Meer informatie over het implementeren van beveiligingsregels
U kunt het eindpuntbeveiligingsknooppunt in Microsoft Intune gebruiken om apparaatbeveiliging te configureren en beveiligingstaken voor apparaten te beheren wanneer deze apparaten risico lopen. Het eindpuntbeveiligingsbeleid is ontworpen om u te helpen zich te concentreren op de beveiliging van uw apparaten en risico's te beperken. Met de taken die beschikbaar zijn, kunt u apparaten identificeren die risico lopen, deze apparaten herstellen en herstellen naar een compatibele of veiligere status.
Het eindpuntbeveiligingsknooppunt groeperen de hulpprogramma's die beschikbaar zijn via Intune die u gebruikt om apparaten veilig te houden:
- Controleer de status van al uw beheerde apparaten: u kunt de naleving van apparaten op hoog niveau bekijken en inzoomen op specifieke apparaten om te begrijpen aan welk nalevingsbeleid niet wordt voldaan, zodat u deze kunt oplossen.

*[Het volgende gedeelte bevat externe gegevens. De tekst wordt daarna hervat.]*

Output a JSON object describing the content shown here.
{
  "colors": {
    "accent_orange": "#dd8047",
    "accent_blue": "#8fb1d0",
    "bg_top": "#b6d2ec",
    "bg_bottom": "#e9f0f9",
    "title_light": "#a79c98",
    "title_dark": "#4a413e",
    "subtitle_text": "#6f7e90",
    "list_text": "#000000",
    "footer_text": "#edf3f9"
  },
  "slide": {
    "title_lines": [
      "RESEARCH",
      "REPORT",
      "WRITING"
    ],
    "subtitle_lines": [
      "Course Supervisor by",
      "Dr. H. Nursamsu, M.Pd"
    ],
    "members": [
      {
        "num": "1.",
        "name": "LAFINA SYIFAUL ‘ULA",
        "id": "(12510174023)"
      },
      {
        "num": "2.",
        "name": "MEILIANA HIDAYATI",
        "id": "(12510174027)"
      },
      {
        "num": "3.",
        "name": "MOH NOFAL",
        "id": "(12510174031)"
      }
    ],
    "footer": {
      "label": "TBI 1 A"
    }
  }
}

- Implementeer beveiligingsbasislijnen waarmee best practice-beveiligingsconfiguraties voor apparaten worden vastgesteld: Intune bevat beveiligingsbasislijnen voor Windows-apparaten en een groeiende lijst met toepassingen, zoals Microsoft Defender voor Eindpunt en Microsoft Edge. Beveiligingsbasislijnen zijn vooraf geconfigureerde groepen Windows-instellingen waarmee u een bekende groep instellingen en standaardwaarden kunt toepassen die door de relevante beveiligingsteams worden aanbevolen. U kunt beveiligingsbasislijnen gebruiken om snel een best practice-configuratie van apparaat- en toepassingsinstellingen te implementeren om uw gebruikers en apparaten te beveiligen. Beveiligingsbasislijnen worden ondersteund voor apparaten met Windows 10 versie 1809 en hoger.

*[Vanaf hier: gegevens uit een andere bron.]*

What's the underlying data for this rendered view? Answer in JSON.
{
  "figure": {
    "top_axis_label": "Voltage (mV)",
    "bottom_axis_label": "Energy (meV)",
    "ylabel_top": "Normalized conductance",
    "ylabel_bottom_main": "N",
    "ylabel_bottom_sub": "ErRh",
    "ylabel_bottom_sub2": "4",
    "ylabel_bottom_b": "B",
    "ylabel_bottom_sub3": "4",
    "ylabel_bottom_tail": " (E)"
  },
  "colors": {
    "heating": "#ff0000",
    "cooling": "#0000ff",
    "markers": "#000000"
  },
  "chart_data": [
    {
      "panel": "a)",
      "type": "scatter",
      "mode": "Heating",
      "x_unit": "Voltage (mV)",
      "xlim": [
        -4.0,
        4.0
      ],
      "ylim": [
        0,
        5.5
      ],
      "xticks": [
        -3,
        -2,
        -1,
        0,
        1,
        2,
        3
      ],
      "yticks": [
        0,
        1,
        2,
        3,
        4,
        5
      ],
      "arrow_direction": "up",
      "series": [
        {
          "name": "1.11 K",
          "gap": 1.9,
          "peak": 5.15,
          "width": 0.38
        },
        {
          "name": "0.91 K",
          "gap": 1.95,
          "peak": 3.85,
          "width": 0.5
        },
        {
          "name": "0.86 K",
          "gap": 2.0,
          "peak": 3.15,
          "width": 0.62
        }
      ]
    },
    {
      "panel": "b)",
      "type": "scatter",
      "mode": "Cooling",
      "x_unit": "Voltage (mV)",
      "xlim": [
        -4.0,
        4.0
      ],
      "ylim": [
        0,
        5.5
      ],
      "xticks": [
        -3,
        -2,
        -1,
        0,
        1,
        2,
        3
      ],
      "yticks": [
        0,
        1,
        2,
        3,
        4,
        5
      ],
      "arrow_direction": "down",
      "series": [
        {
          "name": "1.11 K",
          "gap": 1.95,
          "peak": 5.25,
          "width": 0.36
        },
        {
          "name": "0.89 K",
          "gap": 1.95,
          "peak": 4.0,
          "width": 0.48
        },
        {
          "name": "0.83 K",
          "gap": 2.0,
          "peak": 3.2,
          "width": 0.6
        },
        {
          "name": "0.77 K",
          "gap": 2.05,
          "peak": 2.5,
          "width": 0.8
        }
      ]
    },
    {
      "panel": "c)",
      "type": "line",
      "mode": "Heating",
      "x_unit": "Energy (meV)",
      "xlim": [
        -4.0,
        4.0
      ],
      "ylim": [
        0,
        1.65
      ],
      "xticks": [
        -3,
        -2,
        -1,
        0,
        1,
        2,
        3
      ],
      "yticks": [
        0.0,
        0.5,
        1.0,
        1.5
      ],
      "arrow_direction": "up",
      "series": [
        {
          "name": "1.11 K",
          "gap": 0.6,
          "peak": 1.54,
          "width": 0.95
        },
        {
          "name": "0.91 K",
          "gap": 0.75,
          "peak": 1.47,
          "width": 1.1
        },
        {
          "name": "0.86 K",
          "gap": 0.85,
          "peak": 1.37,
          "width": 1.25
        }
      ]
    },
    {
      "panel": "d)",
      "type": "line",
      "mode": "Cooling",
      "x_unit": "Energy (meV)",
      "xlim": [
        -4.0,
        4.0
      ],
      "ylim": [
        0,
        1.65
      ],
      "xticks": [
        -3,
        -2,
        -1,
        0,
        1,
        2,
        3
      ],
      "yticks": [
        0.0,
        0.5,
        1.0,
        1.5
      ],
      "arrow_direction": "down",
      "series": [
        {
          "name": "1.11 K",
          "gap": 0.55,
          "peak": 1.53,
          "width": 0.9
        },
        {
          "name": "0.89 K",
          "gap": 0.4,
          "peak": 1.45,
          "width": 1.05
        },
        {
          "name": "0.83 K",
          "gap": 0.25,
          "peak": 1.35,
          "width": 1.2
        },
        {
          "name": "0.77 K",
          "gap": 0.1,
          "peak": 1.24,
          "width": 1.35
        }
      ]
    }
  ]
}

- Beveiligingsconfiguraties op apparaten beheren via strikt gerichte beleidsregels: elk eindpuntbeveiligingsbeleid richt zich op aspecten van apparaatbeveiliging, zoals antivirussoftware, schijfversleuteling, firewalls en verschillende gebieden die beschikbaar worden gesteld via integratie met Microsoft Defender voor Eindpunt.
- Apparaat- en gebruikersvereisten tot stand brengen via nalevingsbeleid: Met nalevingsbeleid stelt u de regels in waaraan apparaten en gebruikers moeten voldoen om als compatibel te worden beschouwd. Regels kunnen besturingssysteemversies, wachtwoordvereisten, apparaatbedreigingsniveaus en meer omvatten. Wanneer u integreert met beleid voor voorwaardelijke toegang van Microsoft Entra om nalevingsbeleid af te dwingen, kunt u de toegang tot bedrijfsbronnen voor zowel beheerde apparaten als apparaten die nog niet worden beheerd, gaten. Eindpuntbeveiligingsbeleid is een van de verschillende methoden in Intune om instellingen op apparaten te configureren. Bij het beheren van instellingen is het belangrijk om te begrijpen welke andere methoden worden gebruikt in uw omgeving waarmee uw apparaten kunnen worden geconfigureerd en conflicten kunnen worden voorkomen.
- Intune integreren met uw Microsoft Defender voor Eindpunt: Door integratie met Microsoft Defender voor Eindpunt krijgt u toegang tot beveiligingstaken. Beveiligingstaken koppelen Microsoft Defender voor Eindpunt en Intune nauw aan elkaar. Ze helpen uw beveiligingsteam apparaten te identificeren die risico lopen en gedetailleerde herstelstappen af te leveren aan Intune-beheerders die vervolgens actie kunnen ondernemen.
- Configuration Manager integreren met Microsoft Defender voor Eindpunt: Met tenantkoppeling in een scenario voor co-beheerd eindpuntbeheer kunt u Configuration Manager integreren met Microsoft Defender voor Eindpunt. U krijgt toegang tot beveiligingstaken waarmee ondernemingen geavanceerde aanvallen op hun netwerken kunnen detecteren, onderzoeken en erop kunnen reageren.